A large percentage of the tasks those servers are handling are not very compute-intensive at all and are able to be highly parallelized. That's why Google ran huge farms of low-end processors on bare motherboards rather than big Xeon-based servers (or even Opterons--it wasn't about saving money, it was about the right tool for the right job). Massive amounts of money are spent on power and heat dissipation--vastly more than are spent on the actual servers themselves.
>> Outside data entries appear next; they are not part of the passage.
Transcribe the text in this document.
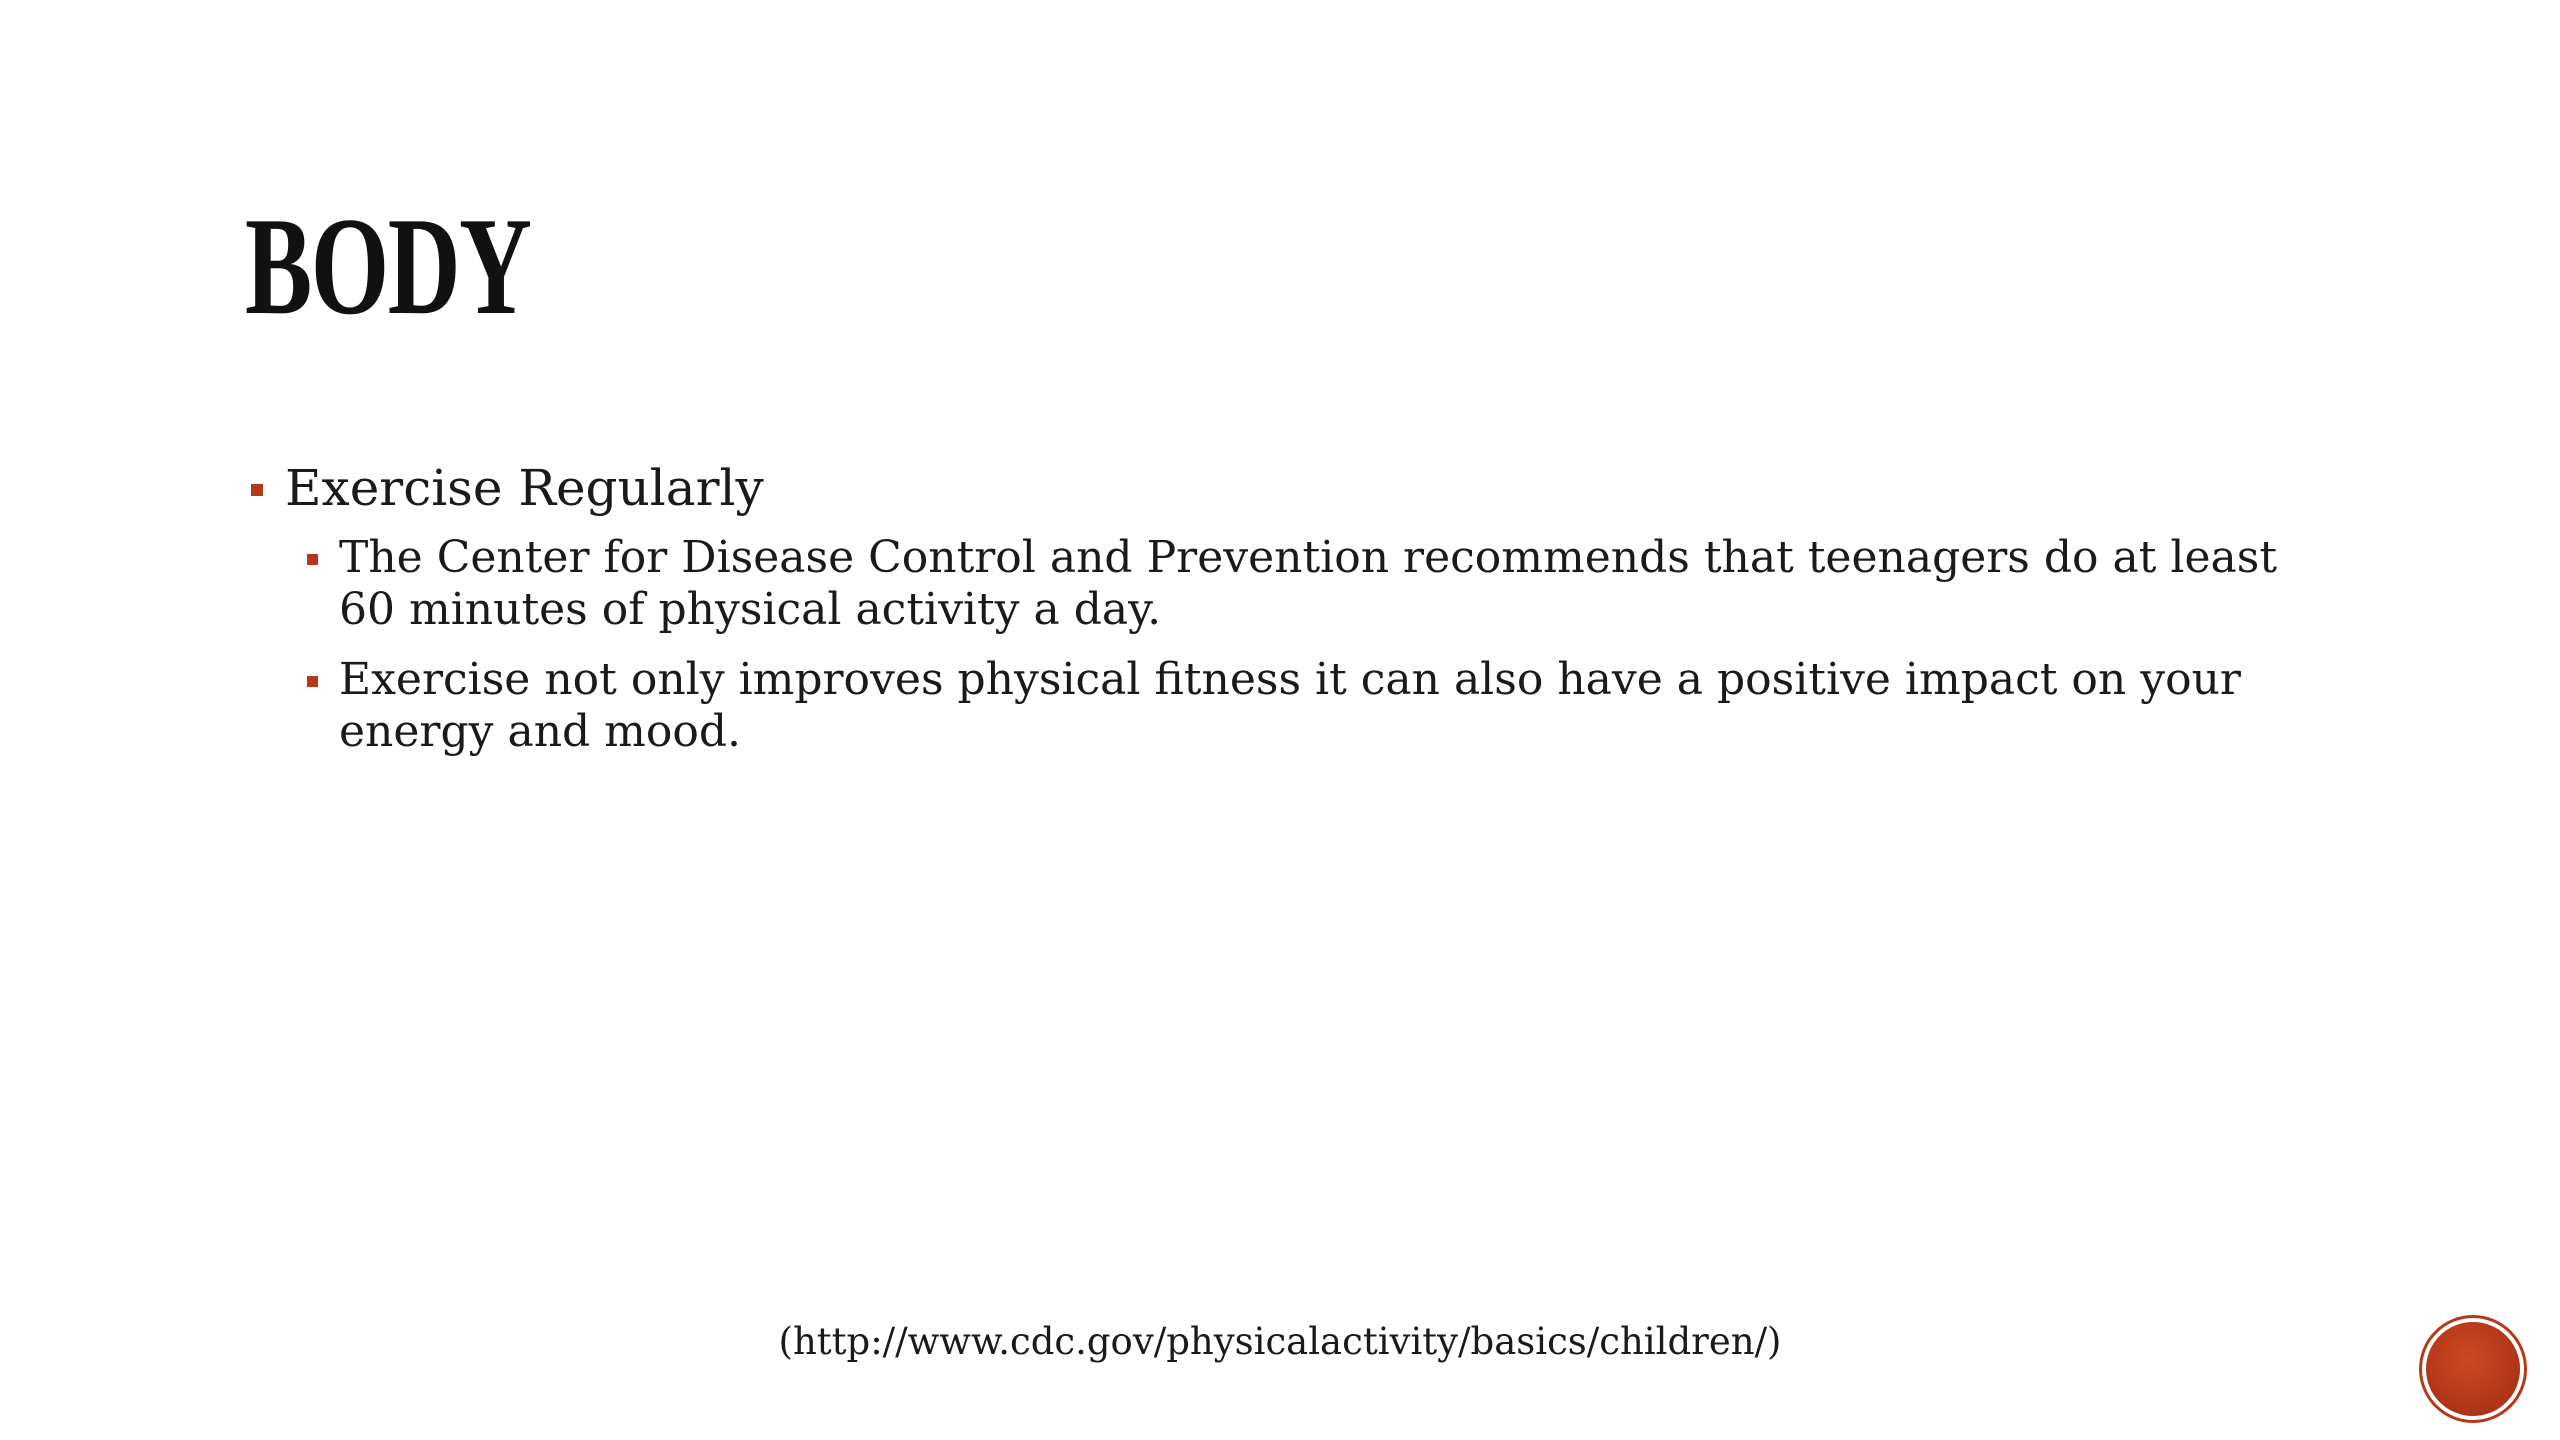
BODY

Exercise Regularly

The Center for Disease Control and Prevention recommends that teenagers do at least 60 minutes of physical activity a day.
Exercise not only improves physical fitness it can also have a positive impact on your energy and mood.

(http://www.cdc.gov/physicalactivity/basics/children/)
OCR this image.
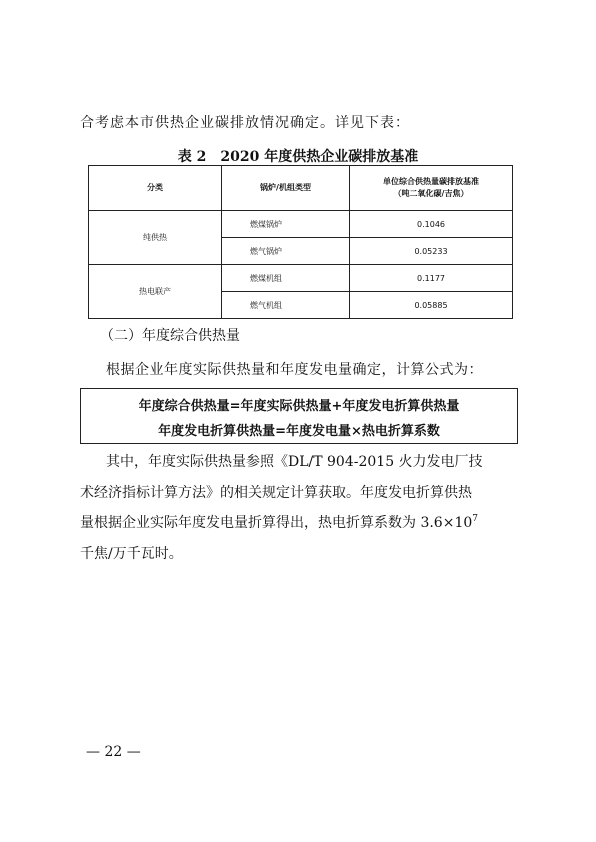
合考虑本市供热企业碳排放情况确定。详见下表：
表 2　2020 年度供热企业碳排放基准
分类	锅炉/机组类型	单位综合供热量碳排放基准
（吨二氧化碳/吉焦）
纯供热	燃煤锅炉	0.1046
	燃气锅炉	0.05233
热电联产	燃煤机组	0.1177
	燃气机组	0.05885
（二）年度综合供热量
根据企业年度实际供热量和年度发电量确定，计算公式为：
年度综合供热量=年度实际供热量+年度发电折算供热量
年度发电折算供热量=年度发电量×热电折算系数
其中，年度实际供热量参照《DL/T 904-2015 火力发电厂技
术经济指标计算方法》的相关规定计算获取。年度发电折算供热
量根据企业实际年度发电量折算得出，热电折算系数为 $3.6\times 10^7$
千焦/万千瓦时。
— 22 —
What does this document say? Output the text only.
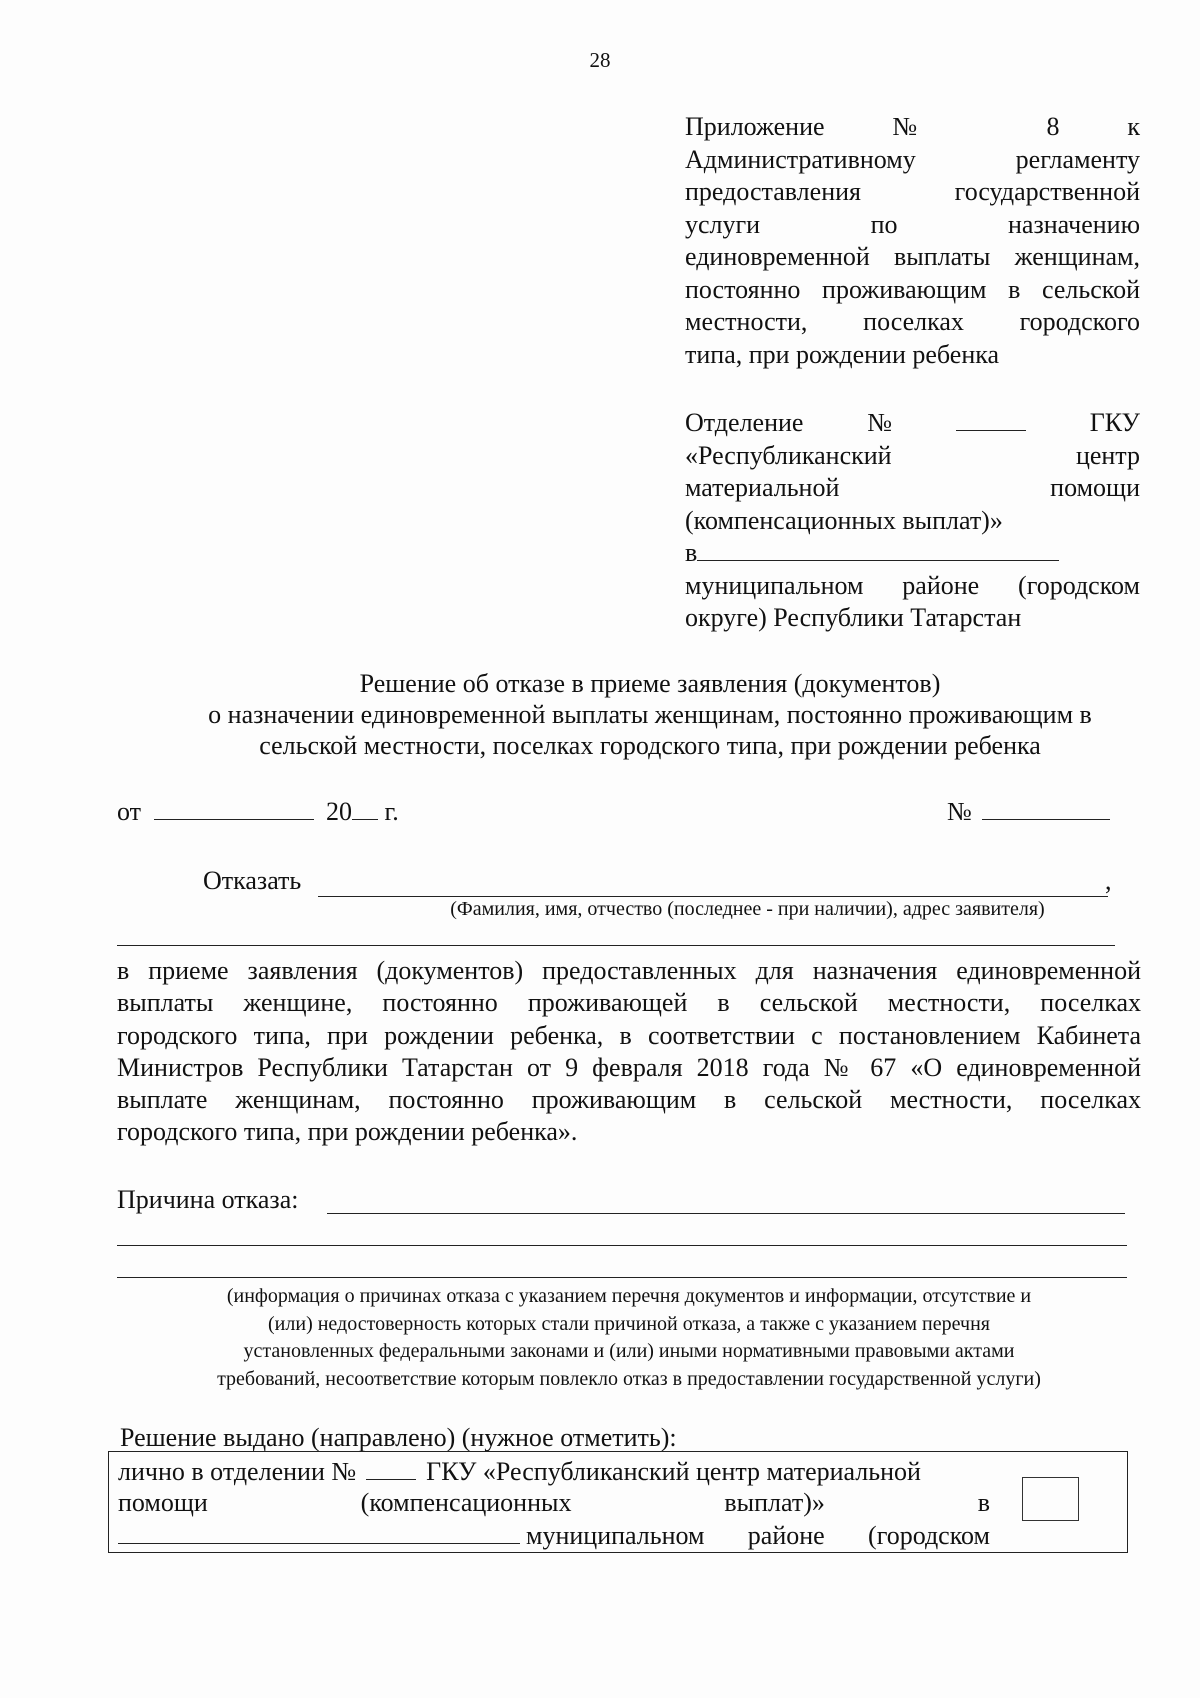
28
Приложение № 8 к
Административному регламенту
предоставления государственной
услуги по назначению
единовременной выплаты женщинам,
постоянно проживающим в сельской
местности, поселках городского
типа, при рождении ребенка
Отделение №	ГКУ
«Республиканский центр
материальной помощи
(компенсационных выплат)»
в
муниципальном районе (городском
округе) Республики Татарстан
Решение об отказе в приеме заявления (документов)
о назначении единовременной выплаты женщинам, постоянно проживающим в
сельской местности, поселках городского типа, при рождении ребенка
от	20 г.	№
Отказать	,
(Фамилия, имя, отчество (последнее - при наличии), адрес заявителя)
в приеме заявления (документов) предоставленных для назначения единовременной
выплаты женщине, постоянно проживающей в сельской местности, поселках
городского типа, при рождении ребенка, в соответствии с постановлением Кабинета
Министров Республики Татарстан от 9 февраля 2018 года № 67 «О единовременной
выплате женщинам, постоянно проживающим в сельской местности, поселках
городского типа, при рождении ребенка».
Причина отказа:
(информация о причинах отказа с указанием перечня документов и информации, отсутствие и
(или) недостоверность которых стали причиной отказа, а также с указанием перечня
установленных федеральными законами и (или) иными нормативными правовыми актами
требований, несоответствие которым повлекло отказ в предоставлении государственной услуги)
Решение выдано (направлено) (нужное отметить):
лично в отделении №	ГКУ «Республиканский центр материальной
помощи (компенсационных выплат)» в
муниципальном районе (городском
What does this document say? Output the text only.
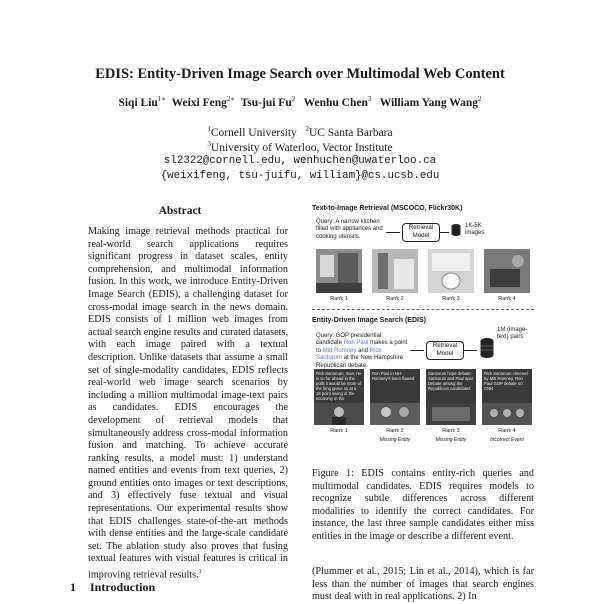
EDIS: Entity-Driven Image Search over Multimodal Web Content
Siqi Liu$^{1∗}$ Weixi Feng$^{2∗}$ Tsu-jui Fu$^2$ Wenhu Chen$^3$ William Yang Wang$^2$
$^1$Cornell University $^2$UC Santa Barbara
$^3$University of Waterloo, Vector Institute
sl2322@cornell.edu, wenhuchen@uwaterloo.ca
{weixifeng, tsu-juifu, william}@cs.ucsb.edu
Abstract
Making image retrieval methods practical for real-world search applications requires significant progress in dataset scales, entity comprehension, and multimodal information fusion. In this work, we introduce Entity-Driven Image Search (EDIS), a challenging dataset for cross-modal image search in the news domain. EDIS consists of 1 million web images from actual search engine results and curated datasets, with each image paired with a textual description. Unlike datasets that assume a small set of single-modality candidates, EDIS reflects real-world web image search scenarios by including a million multimodal image-text pairs as candidates. EDIS encourages the development of retrieval models that simultaneously address cross-modal information fusion and matching. To achieve accurate ranking results, a model must: 1) understand named entities and events from text queries, 2) ground entities onto images or text descriptions, and 3) effectively fuse textual and visual representations. Our experimental results show that EDIS challenges state-of-the-art methods with dense entities and the large-scale candidate set. The ablation study also proves that fusing textual features with visual features is critical in improving retrieval results.$^1$
1 Introduction
Text-to-Image Retrieval (MSCOCO, Flickr30K)
Query: A narrow kitchen filled with appliances and cooking utensils.
Retrieval Model
1K-5K images
Rank 1	Rank 2	Rank 3	Rank 4
Entity-Driven Image Search (EDIS)
Query: GOP presidential candidate Ron Paul makes a point to Mitt Romney and Rick Santorum at the New Hampshire Republican debate.
Retrieval Model
1M (image-text) pairs
Rick Santorum, man, He is so far ahead in the polls it would be more of the long game so at a 15 point swing of the economy in the
Ron Paul in NH: Romney's been flawed
Santorum hope debate: Santorum and Paul spar Debate among the Republican candidates
Rick Santorum cheered by Mitt Romney, Ron Paul GOP debate on CNN
Rank 1	Rank 2	Rank 3	Rank 4
Missing Entity	Missing Entity	Incorrect Event
Figure 1: EDIS contains entity-rich queries and multimodal candidates. EDIS requires models to recognize subtle differences across different modalities to identify the correct candidates. For instance, the last three sample candidates either miss entities in the image or describe a different event.
(Plummer et al., 2015; Lin et al., 2014), which is far less than the number of images that search engines must deal with in real applications. 2) In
That's a perfect environment for ARM-based computers, which is why so many players have built or are building servers based on ARM technology for this space. But the tasks that are done on most workstation-class computers are not quite the same. Many of them don't parallelize as well, or the software isn't anywhere close to being optimized for multiple cores--not even 8 cores, never mind the 28 cores in the top of the line MP, and 60+ cores? No way.

Is it possible Apple could pursue this and make that high-end ARM processor? Probably yes. But the economics of it make no sense at all. This isn't the days of the 68K -> PPC or PPC -> Intel; in both cases Apple was basically forced to take a new direction. In the PPC move they made a bad bet on an architecture that didn't become mainstream, hence the shift to Intel. In this case they don't have a compelling reason to make a move, so the approach they can take doesn't have to be the same.

The obvious reasons and uses for ARM in the Mac world are in the small low-power devices where they have been using them--and ultralight laptops. I think it's an obvious leap for Apple to move to ARM on their laptops, especially ones like the MBA. As to what they do beyond that, we'll find out soon enough, but I don't expect them to do some wholesale migration of all of their computers over to ARM any time soon.